Investigation of Photopolymer-Based Holographic Optical Elements for Solar Applications

Hoda Akbari, Dublin Institute of Technology

Document Type Theses, Ph.D

Dublin Institute of Technology, 2015.

Abstract

The aim of this research was to explore the potential of photopolymer Holographic Optical Elements (HOE) for use in the collection of light from a moving source, such as the sun, and its direction into a fixed detector/convertor for application in solar concentrators. In order to increase the acceptance angle and the wavelength range of operation of the holographic device, low spatial frequency holographic recording was explored. The challenge was to record high diffraction efficiency HOEs at this spatial frequency, since it requires a material with relatively fast monomer diffusion.

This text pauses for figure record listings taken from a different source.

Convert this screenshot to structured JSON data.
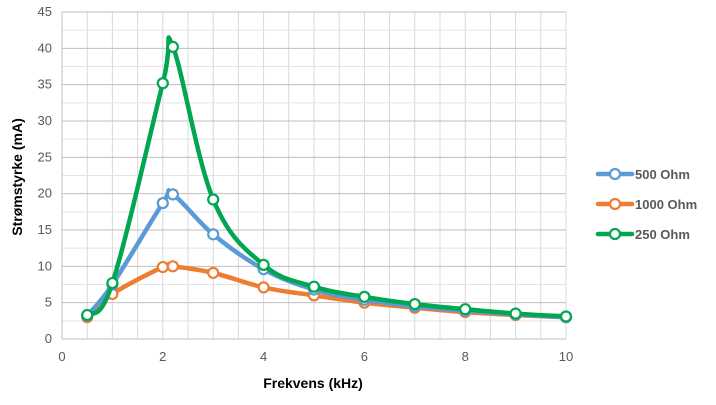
{
  "chart_data": {
    "type": "scatter",
    "title": "",
    "xlabel": "Frekvens (kHz)",
    "ylabel": "Strømstyrke (mA)",
    "xlim": [
      0,
      10
    ],
    "ylim": [
      0,
      45
    ],
    "x_ticks": [
      "0",
      "2",
      "4",
      "6",
      "8",
      "10"
    ],
    "y_ticks": [
      "0",
      "5",
      "10",
      "15",
      "20",
      "25",
      "30",
      "35",
      "40",
      "45"
    ],
    "grid": true,
    "smooth_lines": true,
    "markers": "hollow-circle",
    "legend_position": "right",
    "series": [
      {
        "name": "500 Ohm",
        "color": "#5B9BD5",
        "points": [
          [
            0.5,
            3.2
          ],
          [
            1,
            7.5
          ],
          [
            2,
            18.7
          ],
          [
            2.2,
            19.9
          ],
          [
            3,
            14.4
          ],
          [
            4,
            9.6
          ],
          [
            5,
            6.8
          ],
          [
            6,
            5.4
          ],
          [
            7,
            4.5
          ],
          [
            8,
            3.9
          ],
          [
            9,
            3.4
          ],
          [
            10,
            3.0
          ]
        ]
      },
      {
        "name": "1000 Ohm",
        "color": "#ED7D31",
        "points": [
          [
            0.5,
            3.0
          ],
          [
            1,
            6.2
          ],
          [
            2,
            9.9
          ],
          [
            2.2,
            10.0
          ],
          [
            3,
            9.1
          ],
          [
            4,
            7.1
          ],
          [
            5,
            6.0
          ],
          [
            6,
            5.0
          ],
          [
            7,
            4.3
          ],
          [
            8,
            3.7
          ],
          [
            9,
            3.3
          ],
          [
            10,
            3.0
          ]
        ]
      },
      {
        "name": "250 Ohm",
        "color": "#00A650",
        "points": [
          [
            0.5,
            3.3
          ],
          [
            1,
            7.7
          ],
          [
            2,
            35.2
          ],
          [
            2.2,
            40.2
          ],
          [
            3,
            19.2
          ],
          [
            4,
            10.2
          ],
          [
            5,
            7.2
          ],
          [
            6,
            5.8
          ],
          [
            7,
            4.8
          ],
          [
            8,
            4.1
          ],
          [
            9,
            3.5
          ],
          [
            10,
            3.1
          ]
        ]
      }
    ]
  }
}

The acrylamide-based photopolymer developed at the Centre for Industrial and Engineering Optics has been selected, because it has previously shown such diffusion properties. In order to achieve large acceptance angle, the theoretical modelling of the angular and wavelength selectivity of the HOEs was carried out. The theoretical results confirmed that the gratings with just a few hundred lines per mili meter were of most interest in this study because the selectivity is lower.

The next challenge was to fabricate off-axis holographic spherical and cylindrical lenses with large range of operation in the photopolymer. This was achieved by stacking a number of gratings and focusing elements on top of each other. The stacked devices were characterised in two ways: (i) the regular Bragg diffraction characteristics of the stack devices were measured (ii) a set up was constructed to analyse their performance in a non-tracking system with a moving source and fixed detector/converter. The results show significant improvement for the collection of light from the higher angles. The effect of using the HOE elements with unpolarised light has also been explored. For the first time, the photopolymer was used to fabricate a combined element with symmetrically arranged off axis lens elements in order to maximise the collection area and avoid unwanted diffraction of light away from the solar cell. The combined device was tested using a solar simulator and c-Si solar cell. The maximum 60% increase was achieved.